Chris Seeman, the editor of
Other Hands, recently mentioned in an email to his subscribers that New Line Cinema has been talking to a couple of gaming companies about producing a new role-playing game based on the "Lord of the Rings" movies.
Tolkien afficionados may tremble at the prospect of yet another role-playing game, with all its modules and histories, being unleashed on an unsuspecting fandom. Iron Crown Enterprises did a good job in producing a
game, but through the years they made many departures from Tolkien. Some of the departures were dictated by lack of access to the original material. But some of the departures were also necessary in order to remain consistent with previously published materials.
I think my first introduction to the
Middle-earth Role-playing Game was an exquisite map a friend of mine showed me back when we were playing Rolemaster. I.C.E. produced Rolemaster, too, and MERP's rules were very similar to Rolemaster's. A lot of the sourcebooks allowed players and Gamemasters to carry ideas over from one game system to the other.
The map in question was game designer Peter Fenlon's interpretation of the details of the entire continent (which most people inappropriately call "Middle-earth", though that name refers to the entire world) on which
The Lord of the Rings is set. As maps go it's an impressive work, and I'm sure I still have a copy buried in a box somewhere. Unfortunately, it wasn't all that long before Christopher Tolkien published
The Shaping of Middle-earth, and all of Fenlon's hard work was immediately invalidated. Many gamers insisted the Fenlon map was the "official" map because it was "authorized", whereas the Tolkien purists insisted that only JRRT's maps were "official", even if they only depicted a world from an earlier phase of Tolkien's writing career.

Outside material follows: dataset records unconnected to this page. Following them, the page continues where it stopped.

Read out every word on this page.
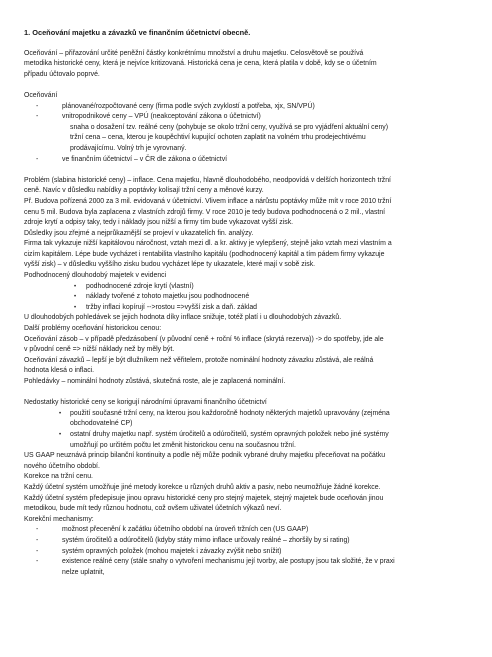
1. Oceňování majetku a závazků ve finančním účetnictví obecně.

Oceňování – přiřazování určité peněžní částky konkrétnímu množství a druhu majetku. Celosvětově se používá

metodika historické ceny, která je nejvíce kritizovaná. Historická cena je cena, která platila v době, kdy se o účetním

případu účtovalo poprvé.

Oceňování

- plánované/rozpočtované ceny (firma podle svých zvyklostí a potřeba, xjx, SN/VPÚ)

- vnitropodnikové ceny – VPÚ (neakceptování zákona o účetnictví)

snaha o dosažení tzv. reálné ceny (pohybuje se okolo tržní ceny, využívá se pro vyjádření aktuální ceny)

tržní cena – cena, kterou je koupěchtiví kupující ochoten zaplatit na volném trhu prodejechtivému

prodávajícímu. Volný trh je vyrovnaný.

- ve finančním účetnictví – v ČR dle zákona o účetnictví

Problém (slabina historické ceny) – inflace. Cena majetku, hlavně dlouhodobého, neodpovídá v delších horizontech tržní

ceně. Navíc v důsledku nabídky a poptávky kolísají tržní ceny a měnové kurzy.

Př. Budova pořízená 2000 za 3 mil. evidovaná v účetnictví. Vlivem inflace a nárůstu poptávky může mít v roce 2010 tržní

cenu 5 mil. Budova byla zaplacena z vlastních zdrojů firmy. V roce 2010 je tedy budova podhodnocená o 2 mil., vlastní

zdroje krytí a odpisy taky, tedy i náklady jsou nižší a firmy tím bude vykazovat vyšší zisk.

Důsledky jsou zřejmé a nejprůkaznější se projeví v ukazatelích fin. analýzy.

Firma tak vykazuje nižší kapitálovou náročnost, vztah mezi dl. a kr. aktivy je vylepšený, stejně jako vztah mezi vlastním a

cizím kapitálem. Lépe bude vycházet i rentabilita vlastního kapitálu (podhodnocený kapitál a tím pádem firmy vykazuje

vyšší zisk) – v důsledku vyššího zisku budou vycházet lépe ty ukazatele, které mají v sobě zisk.

Podhodnocený dlouhodobý majetek v evidenci

• podhodnocené zdroje krytí (vlastní)

• náklady tvořené z tohoto majetku jsou podhodnocené

• tržby inflaci kopírují -->rostou =>vyšší zisk a daň. základ

U dlouhodobých pohledávek se jejich hodnota díky inflace snižuje, totéž platí i u dlouhodobých závazků.

Další problémy oceňování historickou cenou:

Oceňování zásob – v případě předzásobení (v původní ceně + roční % inflace (skrytá rezerva)) -> do spotřeby, jde ale

v původní ceně => nižší náklady než by měly být.

Oceňování závazků – lepší je být dlužníkem než věřitelem, protože nominální hodnoty závazku zůstává, ale reálná

hodnota klesá o inflaci.

Pohledávky – nominální hodnoty zůstává, skutečná roste, ale je zaplacená nominální.

Nedostatky historické ceny se korigují národními úpravami finančního účetnictví

• použití současné tržní ceny, na kterou jsou každoročně hodnoty některých majetků upravovány (zejména

obchodovatelné CP)

• ostatní druhy majetku např. systém úročitelů a odúročitelů, systém opravných položek nebo jiné systémy

umožňují po určitém počtu let změnit historickou cenu na současnou tržní.

US GAAP neuznává princip bilanční kontinuity a podle něj může podnik vybrané druhy majetku přeceňovat na počátku

nového účetního období.

Korekce na tržní cenu.

Každý účetní systém umožňuje jiné metody korekce u různých druhů aktiv a pasiv, nebo neumožňuje žádné korekce.

Každý účetní systém předepisuje jinou opravu historické ceny pro stejný majetek, stejný majetek bude oceňován jinou

metodikou, bude mít tedy různou hodnotu, což ovšem uživatel účetních výkazů neví.

Korekční mechanismy:

- možnost přecenění k začátku účetního období na úroveň tržních cen (US GAAP)

- systém úročitelů a odúročitelů (kdyby státy mimo inflace určovaly reálné – zhoršily by si rating)

- systém opravných položek (mohou majetek i závazky zvýšit nebo snížit)

- existence reálné ceny (stále snahy o vytvoření mechanismu její tvorby, ale postupy jsou tak složité, že v praxi

nelze uplatnit,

Karen Wynn Fonstad provided us with her interpretation of the early Tolkien maps, ignoring the gaming system's map completely. And many people today regard Fonstad's book as authoritative, even though its geography is in some cases deplorable (for example, she trimmed about 100 miles off the width of Eriador). And as far as internal consistency goes, Fonstad gives us two locations for Rhosgobel (Radagast's home in southern Mirkwood).
Nonetheless, maps are vital to extended role-playing adventures. A good game can last for years, and the players don't like being cooped up in the same dungeon (or old castle or cave) for too long. Eventually they want to take all their treasure and cash out, buying magical items, weapons, armor, slave girls, whatever. So the game master has to give the players a landscape for their imaginary world. If a game is set in Middle-earth, it's hard to explain that the players can't go past the Sea of Rhun because the map ends there. They'll quickly point to the histories Tolkien published and say, "Yeah, but the Easterlings came from off the map, so there must be something there."